Kommentar: Demokratiebildung – was Service Learning leistet

Intensiv ist in den vergangenen Monaten über Misserfolge der schulischen Bildung, Personal- und Ressourcenknappheit diskutiert worden. Über die notwendige Behebung der Mängel in der Ausstattung der Schulen und Bildungseinrichtungen hinaus sollte jedoch auch auf die Konzepte geschaut werden, welche an Schulen funktionieren und mit denen die junge Generation auf ihre Verantwortung für die Zukunft vorbereitet werden kann. Es geht dabei unter anderem um Demokratiebildung.

von Karl-Heinz Gerholz, Universität Bamberg

Schwierige Umstände zwischen Filterblasen und Echokammern

Filterblasen und Echokammern: Für die heutigen jungen Menschen im Bildungssystem sind sie Bestandteil ihres Alltags. Die Generation Z (Geburtsjahrgänge 1995–2010) und die Alpha-Generation (Geburtsjahrgänge nach 2010) sind von Kindheit an in einer digital vernetzten Welt aufgewachsen. Die Algorithmen der Social-Media-Plattformen werten ihr Nutzerverhalten aus (beispielsweise ihre Verweildauer auf Posts und ihre Likes) und personalisieren darüber die dargebotenen Informationen. Es entstehen Informationsblasen, die eine breit angelegte Wertebildung erschweren. Echokammern entstehen wiederum durch gruppendynamische Prozesse, indem Individuen mit Gleichgesinnten ihre Netzwerke bilden und sich in ihren gegenseitigen Ansichten und häufig auch politischen Wertevorstellungen bestärken. Positionen von außen – andere Perspektiven – finden somit gar keinen Zugang mehr.

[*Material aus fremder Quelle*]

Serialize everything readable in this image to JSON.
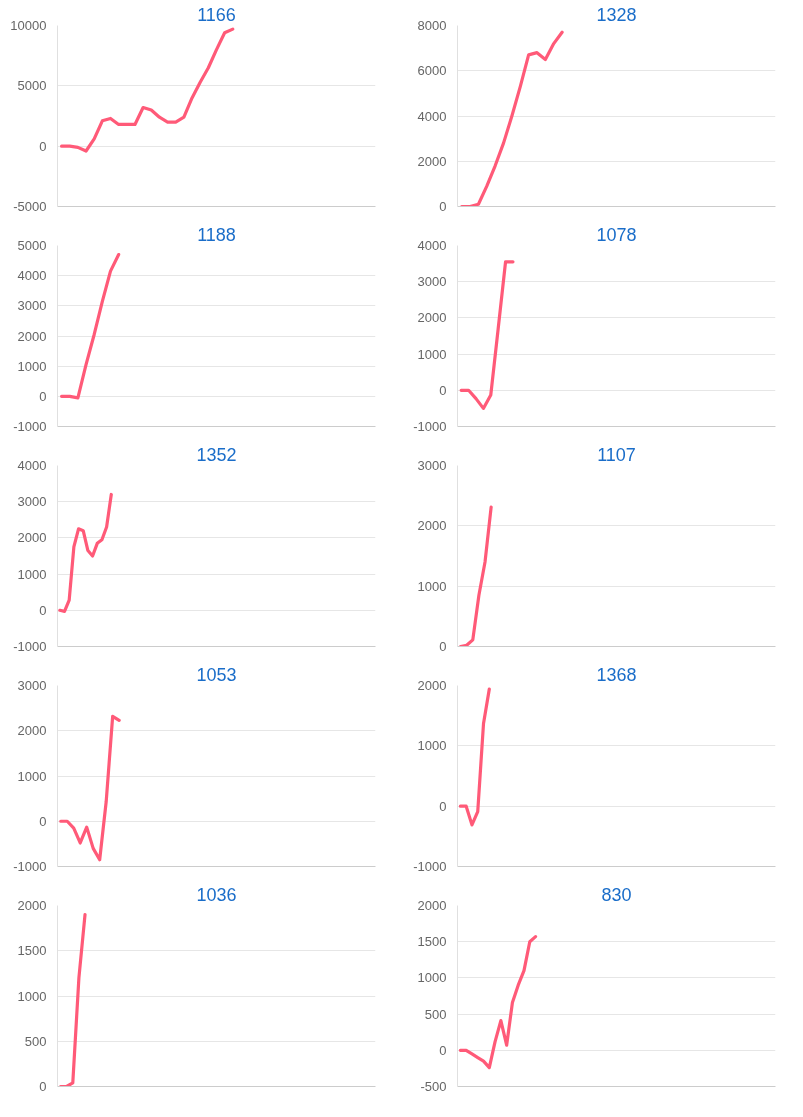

Diese Orientierung in Filterblasen und Echokammern sind schwierige Voraussetzungen für eine demokratisch orientierte Wertebildung junger Menschen. In der Schule wird sie zur Herausforderung – und das in einer Zeit, in der die schulische Bildung ohnehin unter strukturellen Mängeln und Ressourcenknappheit leidet, wie Studien und Diskussionen in den vergangenen Monaten einmal mehr deutlich gemacht haben. Wie kann der Herausforderung bei Demokratiebildung begegnet werden?

Service Learning für eine aktive Wertebildung der heutigen Lernenden

Wenngleich aus empirischen Studien bekannt ist, dass die Wirkungen von Filterblasen und Echokammern nicht überschätzt werden sollten, braucht es dennoch moderne Lehr-Lernkonzepte an den Schulen, um eine aktive wie reflexive Wertebildung bei den heutigen Generationen von Schülerinnen und Schülern zu fördern. Die jungen Menschen müssen in der aktiven Auseinandersetzung um Wertevorstellungen und in einer demokratischen Gesellschaftsform gelebten Werte unterstützt werden und hier ihre eigene Position finden. Weniger das Lernobjekt – die Vermittlung von Werten – sollte im Vordergrund stehen. Es geht um Wertebildung und nicht um Werteerziehung. Hierfür braucht es aktive und handlungsorientierte Lehr-Lernformen, die den Schülerinnen und Schülern die innere Auseinandersetzung mit gelebten Werten in einer Demokratie ermöglichen. Dafür steht Service Learning.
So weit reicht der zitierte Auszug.